As he examined the navigational array of her craft, he sifted through the complex mathematical calculations necessary to plot a course safely into the Uok’ahr system. Inheriting his grandmother’s gift for telepathy which included an expanded memory capacity had made it all too easy. He would never understand how Aekh’s additional senses and learning pathways operated or the information they may have contained, but the accessible parts of her mind were as open to him as an elementary reading primer.

Once he was ready to leave, he walked back over to the teacher and addressed her one last time. “Thank you also for the gift of your ship. Once I use it to disarm your systemic defense grid, it will be child’s play for the armada of my family’s corporation to form a blockade around your homeworld, jam its communications, and then invade in force. We are already wealthy beyond the dreams of avarice, but with the Uok’ahr database and technology in our possession, we will rule this arm of the Galaxy for the next ten-thousand years.”

Quinn knelt down and kissed her cheek, noticing that she was finally cool to the touch. Then he left her on the tarmac to slowly decay under an uncaring sky as he soared upward to his destiny.

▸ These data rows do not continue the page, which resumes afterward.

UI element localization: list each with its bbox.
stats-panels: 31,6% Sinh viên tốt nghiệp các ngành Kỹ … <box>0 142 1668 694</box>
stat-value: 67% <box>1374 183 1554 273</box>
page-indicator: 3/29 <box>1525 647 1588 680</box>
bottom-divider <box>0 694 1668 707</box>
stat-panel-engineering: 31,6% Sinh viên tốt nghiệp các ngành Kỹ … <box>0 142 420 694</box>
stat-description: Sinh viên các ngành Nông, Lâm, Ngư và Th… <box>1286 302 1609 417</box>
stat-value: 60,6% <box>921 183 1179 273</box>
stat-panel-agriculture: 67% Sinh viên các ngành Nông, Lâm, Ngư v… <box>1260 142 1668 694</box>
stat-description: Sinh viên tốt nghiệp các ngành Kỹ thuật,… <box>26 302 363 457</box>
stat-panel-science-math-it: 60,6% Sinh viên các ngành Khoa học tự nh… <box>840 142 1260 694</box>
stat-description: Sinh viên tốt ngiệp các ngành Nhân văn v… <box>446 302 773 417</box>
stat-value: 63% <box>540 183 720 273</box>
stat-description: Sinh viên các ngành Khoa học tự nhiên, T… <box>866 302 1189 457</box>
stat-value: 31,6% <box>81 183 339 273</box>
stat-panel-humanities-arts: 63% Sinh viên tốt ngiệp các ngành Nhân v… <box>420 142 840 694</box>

I wrote this for the Sunday Writing Prompt hosted at Mindlovemisery’s Menagerie. Today’s prompt is the word “Teacher.”

Some suggestions for a response include:

We all had one or some as we grew up. Some made a lasting impression on us, some good and some not.

Some of us have been or are teachers and we all have tales from the chalkboard.

Your story can be about a favourite teacher or about school and your recollections of the teachers who taught you.

Did you enjoy going to school?

Did you have a crush on any of your teachers?

Did you leave school early and later regret it or look back on it was the best decision you ever made?

Did any teacher impart a valuable lesson you have held onto throughout life?

Alternatively you can make the whole thing up.

Obviously, I chose the last option.

Oddly enough, my first thought really was “Surprisingly, they were sexually compatible,” so I just took it from there, and although I had betrayal in the back of my mind since I began writing, the plan didn’t become fully formed until I had just about finished.

4 thoughts on “Aekh’s Kikroot

  1. That was a fascinating tale, James. Greed the great human flaw came to the fore. I guess time in another galaxy would be measured differently to how we do it? Ours is governed by the earth’s rotation around the sun but in other galaxies that rotation might be different. I had that thought as I read thru your piece. Thanks for sharing with the tale weaver.